More than a year ago, we started talking with the folks at Omidyar Network about our respective visions, and we found a tremendous amount of alignment.

Like us, they believe in the power of people everywhere to create change if given the opportunity. But unlike most other investors, they also understand Change.org’s unique structure – that we never intend to sell or go public – and they recognize and respect the importance of our founding team retaining control of the company to ensure that we maintain focus on our mission.

Thanks to this deep alignment of vision, I’m happy to announce that we’ve received $15 million in an investment round led by Omidyar Network. They’ve been joined by other mission-driven investors including Uprising, a new social investment fund.

For the past several years we’ve had a vision for an expanded technology platform that we know can massively democratize power around the world, and we now have the resources to build out a product and engineering team to make that a reality.

In the coming period, we’ll be building tools that will more effectively empower hundreds of millions of people around the world; we will deepen our toolset to enable people to build long-term movements on our platform; we will personalize each user’s experience to better connect people to the issues and organizations they care most about; we will ensure people can organize for change on any device; and we will develop disruptive new tools for citizen empowerment.

Along the way, we will continue to do things that some people think are crazy. We will continue to focus entirely on our mission, we will invest in areas some people think will never generate financial return, and we will continue to maintain our independence.

This doesn’t mean we’ll be indifferent to practical things like revenue. On the contrary, we’ll continue working to provide increased value to organizations through our paid offerings. We can only achieve our vision if we continue to build revenue in a way that can scale to sustain our growing global team and platform. But we will do so in service of our mission.

Although this mission-focused approach currently seems unique, we think it will become increasingly common. We believe one of the most promising opportunities in social change is using the power of business to solve large social and environmental problems, and we hope to demonstrate that it’s possible to build a successful technology company focused on massive social impact. In the process, we hope that — along with some of the growing number of successful social enterprises — we can inspire many more entrepreneurs, investors, and partners to join this emerging movement.

If there’s anything that makes me most hopeful about the potential of this disruption in traditional ways of doing business, it’s the increased excitement I see among young people for new ways of making impact.

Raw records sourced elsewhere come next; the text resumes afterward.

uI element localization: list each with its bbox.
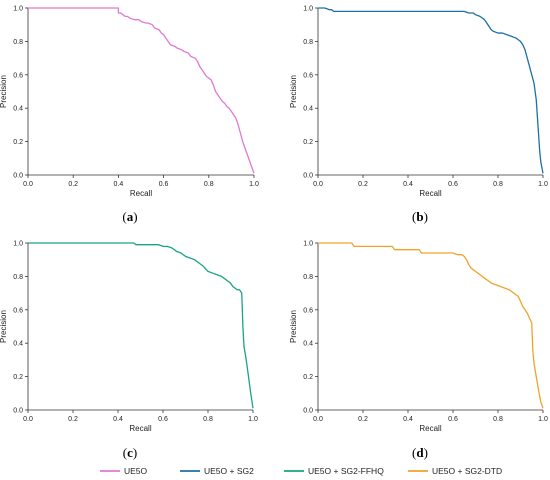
x-tick-label: 0.0 [23, 416, 33, 423]
panel-a: 0.0 0.2 0.4 0.6 0.8 1.0 0.0 0.2 0.4 0.6 0.8 1.0 Reca… [0, 6, 259, 225]
y-tick-label: 0.6 [13, 72, 23, 79]
y-tick-label: 1.0 [13, 241, 23, 248]
x-tick-label: 0.4 [403, 416, 413, 423]
y-tick-label: 0.0 [303, 408, 313, 415]
y-axis-label: Precision [289, 310, 298, 343]
legend-item: UE5O + SG2-DTD [408, 466, 502, 476]
y-tick-label: 0.8 [303, 39, 313, 46]
x-tick-label: 0.6 [448, 181, 458, 188]
y-tick-label: 0.0 [13, 408, 23, 415]
y-tick-label: 0.2 [303, 139, 313, 146]
y-tick-label: 0.4 [303, 106, 313, 113]
x-tick-label: 0.6 [158, 416, 168, 423]
legend-item: UE5O [100, 466, 148, 476]
y-tick-label: 0.6 [303, 72, 313, 79]
x-tick-label: 0.0 [23, 181, 33, 188]
series-line-ue5o-sg2 [318, 7, 544, 174]
series-line-ue5o [28, 7, 255, 174]
x-tick-label: 0.0 [313, 181, 323, 188]
y-tick-label: 0.0 [13, 173, 23, 180]
panel-label: (b) [412, 209, 428, 224]
y-tick-label: 0.6 [13, 307, 23, 314]
panel-label: (c) [123, 445, 137, 460]
y-tick-label: 0.0 [303, 173, 313, 180]
x-tick-label: 0.6 [448, 416, 458, 423]
x-tick-label: 0.4 [114, 181, 124, 188]
y-tick-label: 0.8 [13, 39, 23, 46]
x-tick-label: 0.8 [204, 181, 214, 188]
x-tick-label: 0.8 [493, 416, 503, 423]
x-tick-label: 0.2 [358, 416, 368, 423]
y-axis-label: Precision [0, 75, 8, 108]
panel-label: (a) [122, 209, 137, 224]
legend-item: UE5O + SG2-FFHQ [284, 466, 384, 476]
legend-label: UE5O + SG2-DTD [432, 466, 502, 476]
x-tick-label: 1.0 [248, 416, 258, 423]
legend-label: UE5O + SG2 [204, 466, 254, 476]
x-tick-label: 0.0 [313, 416, 323, 423]
y-tick-label: 1.0 [13, 6, 23, 13]
y-tick-label: 1.0 [303, 241, 313, 248]
panel-b: 0.0 0.2 0.4 0.6 0.8 1.0 0.0 0.2 0.4 0.6 0.8 1.0 Reca… [289, 6, 548, 225]
legend-item: UE5O + SG2 [180, 466, 254, 476]
x-tick-label: 0.2 [358, 181, 368, 188]
y-tick-label: 1.0 [303, 6, 313, 13]
x-tick-label: 0.4 [113, 416, 123, 423]
x-axis-label: Recall [419, 189, 441, 198]
x-tick-label: 0.8 [493, 181, 503, 188]
x-tick-label: 0.6 [159, 181, 169, 188]
panel-label: (d) [412, 445, 428, 460]
series-line-ue5o-sg2-ffhq [28, 242, 254, 409]
x-tick-label: 1.0 [538, 181, 548, 188]
x-axis-label: Recall [419, 424, 441, 433]
series-line-ue5o-sg2-dtd [318, 242, 544, 409]
x-tick-label: 0.4 [403, 181, 413, 188]
y-tick-label: 0.4 [13, 106, 23, 113]
y-tick-label: 0.2 [303, 374, 313, 381]
panel-d: 0.0 0.2 0.4 0.6 0.8 1.0 0.0 0.2 0.4 0.6 0.8 1.0 Reca… [289, 241, 548, 461]
panel-c: 0.0 0.2 0.4 0.6 0.8 1.0 0.0 0.2 0.4 0.6 0.8 1.0 Reca… [0, 241, 258, 461]
y-tick-label: 0.6 [303, 307, 313, 314]
legend-label: UE5O [124, 466, 148, 476]
x-axis-label: Recall [130, 189, 152, 198]
y-tick-label: 0.8 [303, 274, 313, 281]
y-tick-label: 0.2 [13, 374, 23, 381]
x-tick-label: 0.2 [68, 181, 78, 188]
legend-label: UE5O + SG2-FFHQ [308, 466, 384, 476]
x-tick-label: 1.0 [538, 416, 548, 423]
y-axis-label: Precision [289, 75, 298, 108]
y-tick-label: 0.4 [13, 341, 23, 348]
x-tick-label: 0.8 [203, 416, 213, 423]
legend: UE5O UE5O + SG2 UE5O + SG2-FFHQ UE5O + SG2-… [100, 466, 502, 476]
y-tick-label: 0.8 [13, 274, 23, 281]
x-tick-label: 1.0 [249, 181, 259, 188]
y-tick-label: 0.2 [13, 139, 23, 146]
y-tick-label: 0.4 [303, 341, 313, 348]
x-axis-label: Recall [129, 424, 151, 433]
y-axis-label: Precision [0, 310, 8, 343]
x-tick-label: 0.2 [68, 416, 78, 423]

I recently witnessed this first-hand after giving a talk to Stanford University’s incoming freshman class, which boasts students from dozens of countries.

One young woman approached me afterward to tell me that all the people she met wanted to work on important social problems, and to ask if I was worried that there wouldn’t be enough people willing to work for “normal companies” in the future.

I smiled, and responded that I didn’t think that was a problem yet – but that I hope we can help make it one by the time she graduates.

Some might call this crazy. But it’s also crazy to think that people around the world can change national laws and the behaviors of multinational companies with a simple petition tool. Yet that’s exactly what’s already happening every day on Change.org all around the world – and we’re just getting started.